Odille avait pensé elle-même à adopter ce parti, dans son délaissement ; et si elle en fut bientôt détournée, ce n’était pas que l’espèce de blâme que madame Ventairon mêlait à ses consolations eût irrité cet amour-propre de sœur cadette, si facile à effaroucher. Peut-être trouva-t-elle, en effet, que le blâme, quelque léger qu’il fut, aurait pu être épargné à son désespoir ; mais ce qu’elle redoutait en allant à Arles, c’était cet affreux supplice du regard curieux de ces commères, hélas ! aussi nombreuses dans notre dévote cité qu’ailleurs, et qui auraient humilié de leur malice ou de leur pitié la grande dame de Paris, redevenue leur compatriote malgré elle, la femme innocente mais non justifiée. Et puis, avant peu, Isabelle aurait atteint l’âge où devait commencer son éducation : Odille consentait bien à confier sa fille à la personne désignée par son père, mais à condition qu’elle veillerait elle-même sur elle. Madame Babandy se décida donc à rester à Bellevue au moins jusqu’à la fin de la saison.

Elle y vécut dans une solitude à peu près complète, ne recevant qu’à de longs intervalles des visites à peu près indifférentes, et n’en rendant aucune.

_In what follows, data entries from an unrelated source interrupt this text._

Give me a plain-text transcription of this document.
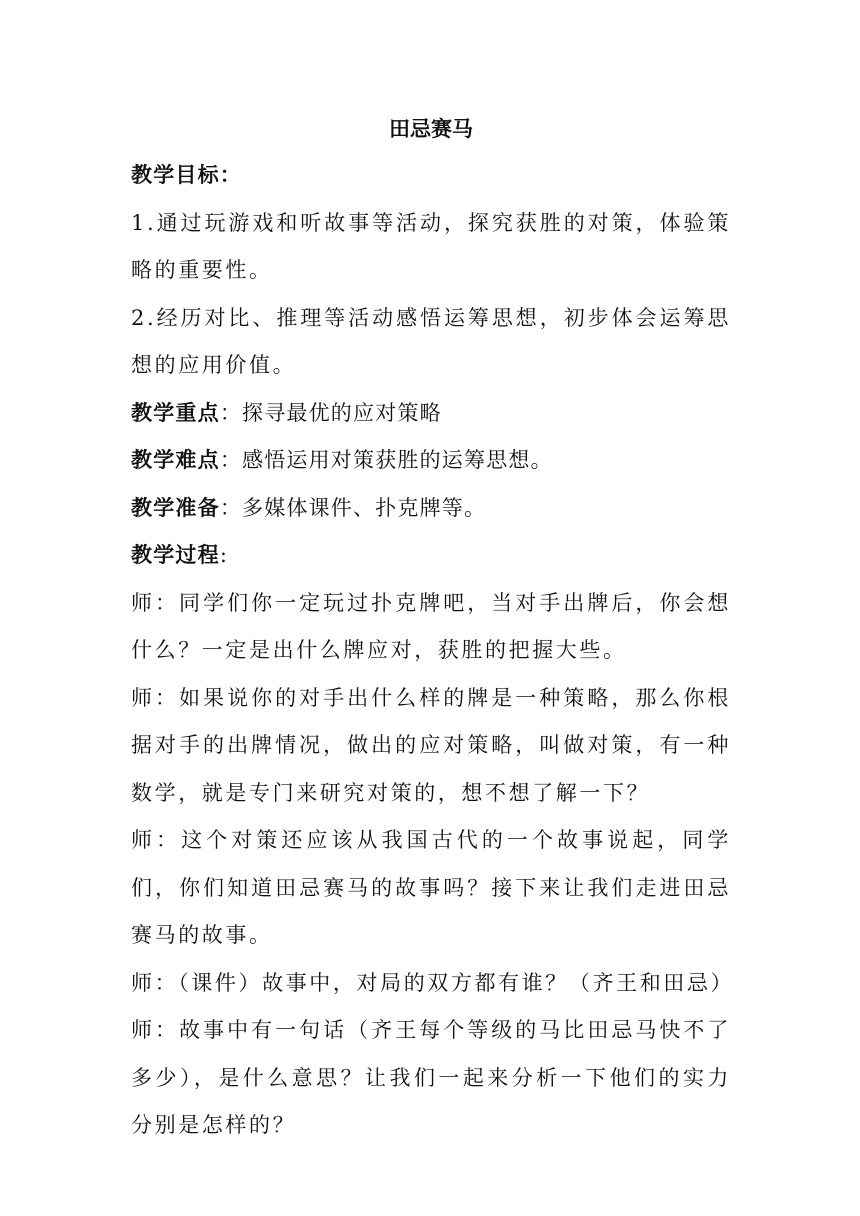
田忌赛马

教学目标：

1.通过玩游戏和听故事等活动，探究获胜的对策，体验策略的重要性。

2.经历对比、推理等活动感悟运筹思想，初步体会运筹思想的应用价值。

教学重点：探寻最优的应对策略

教学难点：感悟运用对策获胜的运筹思想。

教学准备：多媒体课件、扑克牌等。

教学过程:

师：同学们你一定玩过扑克牌吧，当对手出牌后，你会想什么？一定是出什么牌应对，获胜的把握大些。

师：如果说你的对手出什么样的牌是一种策略，那么你根据对手的出牌情况，做出的应对策略，叫做对策，有一种数学，就是专门来研究对策的，想不想了解一下？

师：这个对策还应该从我国古代的一个故事说起，同学们，你们知道田忌赛马的故事吗？接下来让我们走进田忌赛马的故事。

师：（课件）故事中，对局的双方都有谁？（齐王和田忌）

师：故事中有一句话（齐王每个等级的马比田忌马快不了多少），是什么意思？让我们一起来分析一下他们的实力分别是怎样的？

Il était impossible qu’au milieu de son pénible retour sur les derniers et funestes événements de cette crise de sa vie, le souvenir de M. d’Armentières ne se présentât pas quelquefois à son esprit. Elle s’étonnait de n’entendre plus parler de lui, depuis qu’elle avait appris par une tierce personne qu’il était sorti de prison ; lorsqu’une de ces amies persévérantes, qui ne savent que faire de leur journée à la campagne comme à la ville, lui apporta charitablement un journal, où elle lut ce qui suit :

« Le capitaine Babandy a éludé jusqu’au bout les recherches de la police. Une lettre du Havre nous annonce qu’il s’est embarqué, il y a dix jours, sur le brick la Zéphirine, faisant voile pour les colonies espagnoles. On croit que le lieutenant Mazade est encore caché en France, et l’on parle même d’un duel qui a eu lieu, la semaine dernière, entre lui et un ancien garde du corps ; celui-ci aurait été blessé gravement. »

Madame Babandy remercia le ciel d’avoir sauvé Maurice ; quant à la seconde partie de cette nouvelle, elle comprit que ce ne pouvait être que M. d’Armentières qui était le garde du corps poursuivi si opiniâtrement par la haine de Mazade, et sa blessure expliquait suffisamment son silence à l’égard de sa malheureuse cousine. Puisse Dieu conserver ses jours aussi précieusement que ceux de Maurice, pensa-t-elle, puisque seul il peut rendre témoignage à l’horrible calomnie dont son dévouement a été la fatale cause !




  1. Si vous me condamnez sur des apparences, et sans autres preuves que celles qui irritent votre jalousie, je vous dis que c’est plutôt rigueur que justice.